Early in World War II, it was known from many sources that German forces were rounding up and deporting, or sometimes just massacring, Jewish people from German-occupied territories. Newspapers such as The New York Times printed stories about this as early as October 1941. However, the first word to reach non-Nazis about the plan to exterminate all the Jewish people of Europe came from a German businessman to Gerhart Riegner in August 1942. On the 8th, Riegner informed the U.S. consulate in Geneva of this "final solution" plan of the Nazis, and three days later that information was telegraphed to the United States. (It was necessary to work through government agencies, as other communication methods were censored during the war.) Later in the month, a British politician found out about this and sent the news to an American rabbi, Stephen Wise. "The essential step was to inform the governments and the leaders of Jewish organizations. This was urgent," said Riegner.

However, no real action was taken on this information. It was not made public to anyone until November, and no major media made any mention of the Holocaust that was going on until late 1944, only a few months after President Franklin D. Roosevelt had created the War Refugee Board. Riegner said in 1995 that "I agree that even successful rescue activities in 1943 would not have stopped the process of annihilation. But one could have saved several hundred thousand Jews... by opening the frontiers of the Allies, and of the neutral countries, and of Palestine, by more energetic political action vis-a-vis Nazi Germany, by more imagination (like 'port frane' zones in USA) important numbers may have been saved."

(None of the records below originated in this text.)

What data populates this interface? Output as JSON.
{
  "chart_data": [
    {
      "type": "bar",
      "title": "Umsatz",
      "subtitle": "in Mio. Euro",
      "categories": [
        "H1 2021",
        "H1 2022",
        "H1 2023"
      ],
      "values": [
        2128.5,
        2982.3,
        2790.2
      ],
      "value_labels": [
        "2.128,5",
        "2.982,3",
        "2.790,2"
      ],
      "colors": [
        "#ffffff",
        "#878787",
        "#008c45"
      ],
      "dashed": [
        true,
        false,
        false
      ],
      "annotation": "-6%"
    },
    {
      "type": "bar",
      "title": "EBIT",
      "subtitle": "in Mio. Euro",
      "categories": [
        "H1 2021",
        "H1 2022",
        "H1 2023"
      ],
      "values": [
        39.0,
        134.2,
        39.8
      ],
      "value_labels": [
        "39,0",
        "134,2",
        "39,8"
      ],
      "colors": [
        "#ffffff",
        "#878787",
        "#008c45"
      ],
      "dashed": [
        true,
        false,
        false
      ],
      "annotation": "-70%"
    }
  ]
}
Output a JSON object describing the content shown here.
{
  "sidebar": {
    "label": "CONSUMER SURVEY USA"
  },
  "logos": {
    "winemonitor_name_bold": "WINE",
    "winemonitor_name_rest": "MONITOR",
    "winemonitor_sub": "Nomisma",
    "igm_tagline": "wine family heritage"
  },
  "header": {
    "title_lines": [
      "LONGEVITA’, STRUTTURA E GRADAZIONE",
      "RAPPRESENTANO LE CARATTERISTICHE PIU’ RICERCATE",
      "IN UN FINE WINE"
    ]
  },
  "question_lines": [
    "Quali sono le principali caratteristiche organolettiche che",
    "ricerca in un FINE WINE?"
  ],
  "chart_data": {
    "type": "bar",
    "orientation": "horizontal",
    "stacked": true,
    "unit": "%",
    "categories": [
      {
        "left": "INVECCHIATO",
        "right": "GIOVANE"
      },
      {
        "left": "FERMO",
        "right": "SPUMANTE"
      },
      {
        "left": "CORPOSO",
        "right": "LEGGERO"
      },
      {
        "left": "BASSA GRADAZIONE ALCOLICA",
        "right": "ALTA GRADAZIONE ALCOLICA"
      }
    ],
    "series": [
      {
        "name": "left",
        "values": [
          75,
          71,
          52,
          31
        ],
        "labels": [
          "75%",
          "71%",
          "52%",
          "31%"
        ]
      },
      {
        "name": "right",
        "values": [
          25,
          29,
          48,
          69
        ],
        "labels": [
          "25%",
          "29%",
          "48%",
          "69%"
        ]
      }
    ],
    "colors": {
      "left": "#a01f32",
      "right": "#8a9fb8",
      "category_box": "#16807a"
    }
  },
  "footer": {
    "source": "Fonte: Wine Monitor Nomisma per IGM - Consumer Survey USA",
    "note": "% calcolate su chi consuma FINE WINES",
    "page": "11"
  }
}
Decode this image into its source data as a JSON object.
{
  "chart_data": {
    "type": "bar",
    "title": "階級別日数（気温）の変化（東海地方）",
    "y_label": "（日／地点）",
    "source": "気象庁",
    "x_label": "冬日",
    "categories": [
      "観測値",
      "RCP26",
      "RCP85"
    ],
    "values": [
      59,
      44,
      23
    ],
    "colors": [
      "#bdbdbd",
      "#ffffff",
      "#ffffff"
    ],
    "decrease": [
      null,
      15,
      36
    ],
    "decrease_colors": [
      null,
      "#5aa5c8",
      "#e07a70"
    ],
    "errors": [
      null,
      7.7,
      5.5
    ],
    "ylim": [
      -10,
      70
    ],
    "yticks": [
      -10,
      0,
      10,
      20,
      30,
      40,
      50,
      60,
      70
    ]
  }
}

As it was, the numbers Jewish immigrants were limited in the U.S. and elsewhere and some boats arriving in North America were actually sent back to Europe. Due to disbelief in the possibility of this genocide plan, or anti-Semitism, or something, the facts were ignored for more than two years, nearly to the point of Allied soldiers liberating concentration camps.

After the war, Riegner worked on making connections and communications between Jews and Christians. The World Jewish Congress tried to get Pope Pius XII to issue an encyclical on Jews just after the war, and helped draft documents concerning the Roman Catholic Church's views on Judaism released from Vatican II. The organization also dealt with Protestants through the World Council of Churches. Riegner was the secretary-general of the World Jewish Congress from 1965 to 1983, and retained influence and honorary rank in the organization after that. He also received the Legion of Honor from France in 1987.

His autobiography, Ne jamais désespérer: Soixantes années au service du peuple juif et des droits de l’homme (Never despair: sixty years in the service of the Jewish people and the rights of man) was published in 1999. He died December 3, 2001 in Geneva.